Even in relationship it seemed that people often aimed to not relate. They’d say, “I like your act, do you like mine, too? You do your act with me, and I’ll do my act with you. Okay? Is it a deal?” Let’s get together and not actually meet, shall we?”
Oh my, I thought, as I brought the book into my lap for a moment of uncomfortable self-reflection.
To provide comic relief from such truth-telling, narrator Ponce is also charged with regularly tossing Ed off his pedestal. Here, in preparation for the appearance in Santa Cruz, Ponce watches impatiently as “the master” carefully selects, folds and packs his proper Zen wardrobe, including the mandatory “white jiban, beige kimono, dark brown obi, and a handsome stick,” noting:
Check, check check, if you were going to be a Zen person, it was important to be masterful and nothing says masterful like fine robes. Unfortunately Edward’s were getting to be threadbare, especially if you looked closely, so everyone knew that he was over the hill just like his robes, a teacher that some conceded, ‘might be good for beginners.’
For me, there was identification and surprise in Ed’s Woody Allen-esque “meltdown” as he multitasks himself into distraction on his way out the door. As I try to insert meditation into my morning routine — before the coffee, Tweets, and Facebook postings that typically launch me into the work day — I have flashed more than once on one of the book’s most reassuring messages: that we are all beginners.

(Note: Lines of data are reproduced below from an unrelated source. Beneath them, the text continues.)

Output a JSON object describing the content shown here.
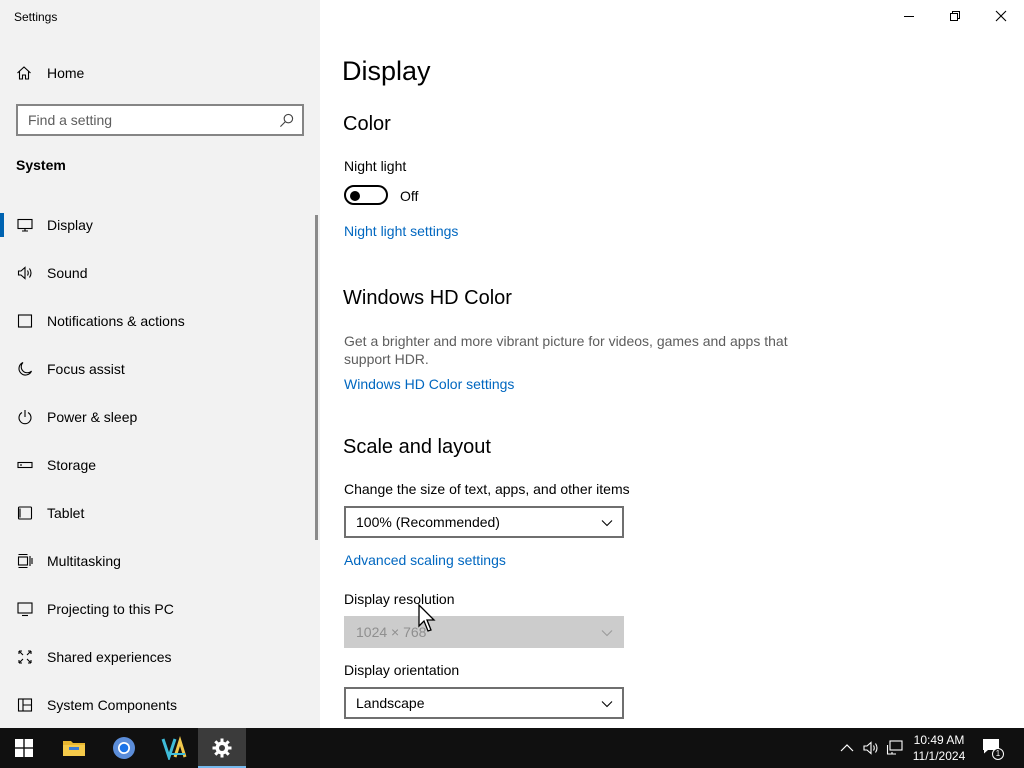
{
  "window": {
    "title": "Settings"
  },
  "sidebar": {
    "home_label": "Home",
    "search_placeholder": "Find a setting",
    "section_title": "System",
    "items": [
      {
        "label": "Display",
        "icon": "monitor-icon",
        "active": true
      },
      {
        "label": "Sound",
        "icon": "speaker-icon"
      },
      {
        "label": "Notifications & actions",
        "icon": "notification-icon"
      },
      {
        "label": "Focus assist",
        "icon": "moon-icon"
      },
      {
        "label": "Power & sleep",
        "icon": "power-icon"
      },
      {
        "label": "Storage",
        "icon": "storage-icon"
      },
      {
        "label": "Tablet",
        "icon": "tablet-icon"
      },
      {
        "label": "Multitasking",
        "icon": "multitasking-icon"
      },
      {
        "label": "Projecting to this PC",
        "icon": "projecting-icon"
      },
      {
        "label": "Shared experiences",
        "icon": "shared-experiences-icon"
      },
      {
        "label": "System Components",
        "icon": "system-components-icon"
      }
    ]
  },
  "main": {
    "title": "Display",
    "color": {
      "heading": "Color",
      "night_light_label": "Night light",
      "night_light_state": "Off",
      "night_light_link": "Night light settings"
    },
    "hd_color": {
      "heading": "Windows HD Color",
      "description": "Get a brighter and more vibrant picture for videos, games and apps that support HDR.",
      "link": "Windows HD Color settings"
    },
    "scale_layout": {
      "heading": "Scale and layout",
      "scale_label": "Change the size of text, apps, and other items",
      "scale_value": "100% (Recommended)",
      "advanced_link": "Advanced scaling settings",
      "resolution_label": "Display resolution",
      "resolution_value": "1024 × 768",
      "orientation_label": "Display orientation",
      "orientation_value": "Landscape"
    }
  },
  "taskbar": {
    "time": "10:49 AM",
    "date": "11/1/2024",
    "notification_count": "1"
  },
  "colors": {
    "accent": "#0067c0",
    "selection_bar": "#0063b1",
    "sidebar_bg": "#f2f2f2",
    "taskbar_bg": "#101010"
  }
}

For Edward, the character, a lack of mindfulness could take a serious toll as he begins the drive to Santa Cruz. A jammed Marin commute brings about a chain of events that force him to confront his own mortality, and highlight his shortcomings as a friend and protector to Ponce (who is, after all, the abandoned Eddiebear).
And yet, all may not be lost. Despite Ponce’s immediate, terrifying predicament, seemingly abandoned by Edward and stuck in a dark, cold place, our piggy puppet discovers that by changing his perspective, by looking “from the center of the sparkle,” there is a glimmer of light and promise of another, perhaps more enduring rescue.
Mindfulness and Mental Health
I recommend Ed Brown’s By All Means to anyone — teens and up — seeking inspiration for a more mindful, less stressful life.
More germane to the mental health community, I believe By All Means can provide valuable comfort and support to anyone struggling with a mental disorder — in themselves or a loved one. Writing from the perspective of someone with lifelong depression, and as a parent to an adult child with depression, I can attest that those of us who are dealing with the symptoms of a mental disorder face one daily, constant, and fundamental task: to manage our minds; and, when pulled away by scary, negative thoughts, to step back from the precipice of hopelessness and despair that can engulf us.
Like Eddiebear and Ponce, we each carry emotional wounds into adulthood – wounds that can make dealing with difficult symptoms, and thoughts, all the tougher. But, like the characters in this honest and insight-packed book, we absolutely can acquire and commit to a set of practices – call them spiritual or therapeutic, it doesn’t really matter – that will help us find a way out.
As a beginning student of mindfulness student and meditation, I am struck by the similarities between the techniques I’m learning to gently tell my mind “get back to you later” while attempting to focus simply on my breath, and those I’ve been given in cognitive-behavioral therapy to manage negative self-messages and obsessive thoughts. In both cases, the primary technique used is to observe without making negative self-judgments; in other words, to practice kindness with ourselves.
So I recommend this book as one way to gain new perspective and help that process. As always, I also suggest you talk to a friend or a mental health practitioner if you are having a tough time.